倫理としてのモード
倫理とは平たく言えば「人間のあり方」「世間のありさま」であり、倫理の構造を考える契機は、習俗と道徳と法律だと佐藤俊夫の『倫理学』に記されている。更にこの習俗とは習慣と風俗から構成され、これらは礼儀(marnner)と流行(mode)という対極的概念を両極に持つ型によって生み出されるという。modeなるもの社会倫理を形成する極めて重要な要素であることがよく分かる。こうしたmode研究ではもちろんバルトが有名(『モードの体系』)であるが、もう少し社会学的視点から語られたものがないものか探していたらなかなかよい本を見つけた。ジョアン・フィンケルシュタインというオーストラリアの社会学者が書いた『ファッションの文化社会学』成実弘至訳、せりか書房2007である。ここでは数々のmode研究が紹介されている。その一つ、ソースティン・ヴエブレンの『有閑階級の理論』(1899)はなかなか示唆に富む。「流行とは上流階級の人々が自分たちを下層階級と区別するためにつくったトリックなのだ。・・・流行が下層階級へと『滴り落ちていく』とき、上流階級はまた新しい美学を作らねばならない」。

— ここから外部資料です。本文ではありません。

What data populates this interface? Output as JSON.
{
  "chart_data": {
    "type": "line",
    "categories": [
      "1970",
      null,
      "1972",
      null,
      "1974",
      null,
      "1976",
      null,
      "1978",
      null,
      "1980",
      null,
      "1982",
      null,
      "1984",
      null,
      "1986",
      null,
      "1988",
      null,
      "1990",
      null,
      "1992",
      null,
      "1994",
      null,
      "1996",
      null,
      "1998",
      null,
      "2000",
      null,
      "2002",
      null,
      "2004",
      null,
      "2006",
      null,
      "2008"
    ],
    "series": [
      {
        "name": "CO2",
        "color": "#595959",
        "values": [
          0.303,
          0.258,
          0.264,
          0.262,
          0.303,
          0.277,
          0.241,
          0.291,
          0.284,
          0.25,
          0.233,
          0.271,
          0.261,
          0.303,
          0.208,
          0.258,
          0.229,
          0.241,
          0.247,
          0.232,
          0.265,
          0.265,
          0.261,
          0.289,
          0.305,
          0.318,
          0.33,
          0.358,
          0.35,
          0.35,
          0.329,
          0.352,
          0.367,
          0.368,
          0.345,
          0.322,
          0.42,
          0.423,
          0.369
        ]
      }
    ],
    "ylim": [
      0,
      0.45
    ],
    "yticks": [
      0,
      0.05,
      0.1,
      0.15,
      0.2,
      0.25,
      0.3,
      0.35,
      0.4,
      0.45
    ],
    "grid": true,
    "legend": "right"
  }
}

100年前の階級社会のこうした理論が現代日本に直接当てはまるわけではないのだが、流行の本質は殆ど変わらない。つまり、経済的な格差が小さい日本でも感覚的格差と呼ばれるものが構造化されている。そして流行とはこうした感覚上流階級(として位置づけられている)が生み出し下層階級(と位置づけられている)へ滴り落ちていくのである。そしてある普及をした時点で感覚上流階級は差異化を図る(ことで自らの地位を確保する)ために、新たな美学を創らねばならなくなるのである。結局アートもモードも建築もこの滴り落ちる時間に若干の差があるだけでその基本構造は同じと思われる。